健康一口メモ/物盗られ妄想

物盗られ妄想

 財布や貯金通帳が盗まれたと訴える「物盗られ妄想」は、認知症の方によく見られます。ご本人の記憶の中に「貴重品のしまい場所」があり、そこに貴重品がなかった場合、「誰かが持ち去った」と思いこんでしまいます。「誰が犯人か」と考えが進めば、一番身近にいる人、つまり懸命に世話をしている人が持って行った、と確信してしまいます。疑われた介護者はとても辛い思いをします。しかし認知症のお年寄りにとっては、「いつも置いてあるところに貴重品がない」ということを懸命に理解しようと考え出した結果ということになります。元気な頃には「しまい場所を変えたのかもしれない」、「あのお嫁さんがそんなことをするはずがない」と考えたのでしょうが、認知症になると、そのように考え直す余裕はありません。

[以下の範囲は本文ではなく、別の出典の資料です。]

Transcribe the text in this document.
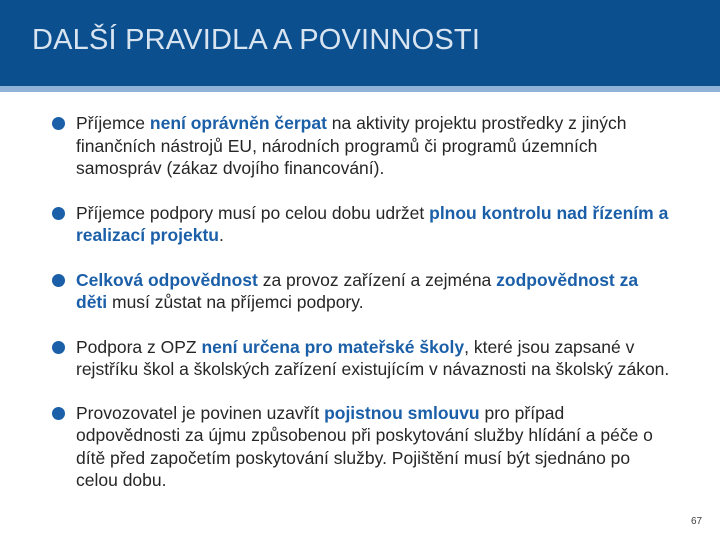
DALŠÍ PRAVIDLA A POVINNOSTI
Příjemce není oprávněn čerpat na aktivity projektu prostředky z jiných finančních nástrojů EU, národních programů či programů územních samospráv (zákaz dvojího financování).
Příjemce podpory musí po celou dobu udržet plnou kontrolu nad řízením a realizací projektu.
Celková odpovědnost za provoz zařízení a zejména zodpovědnost za děti musí zůstat na příjemci podpory.
Podpora z OPZ není určena pro mateřské školy, které jsou zapsané v rejstříku škol a školských zařízení existujícím v návaznosti na školský zákon.
Provozovatel je povinen uzavřít pojistnou smlouvu pro případ odpovědnosti za újmu způsobenou při poskytování služby hlídání a péče o dítě před započetím poskytování služby. Pojištění musí být sjednáno po celou dobu.
67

 妄想の特徴として、それを否定し訂正しようとしても不可能、ということが挙げられます。「物盗られ妄想」を否定すると「自分のことをちっともわかってくれない」と不満をもたれる危険性もあります。
そのような場合は、ご本人のお話を聞いてみましょう。心ならずも認知症になり、それでも懸命に日々を送っているご本人の不安を思い出し、話を聞いてもらうとよいかと思います。一緒に探していただいて、見つかってもご本人のせいにせず、一緒に喜びましょう。そのような対応で充分でなければ、お一人だけで抱え込まず、早めに精神科の専門医に相談してください。(2017年3月)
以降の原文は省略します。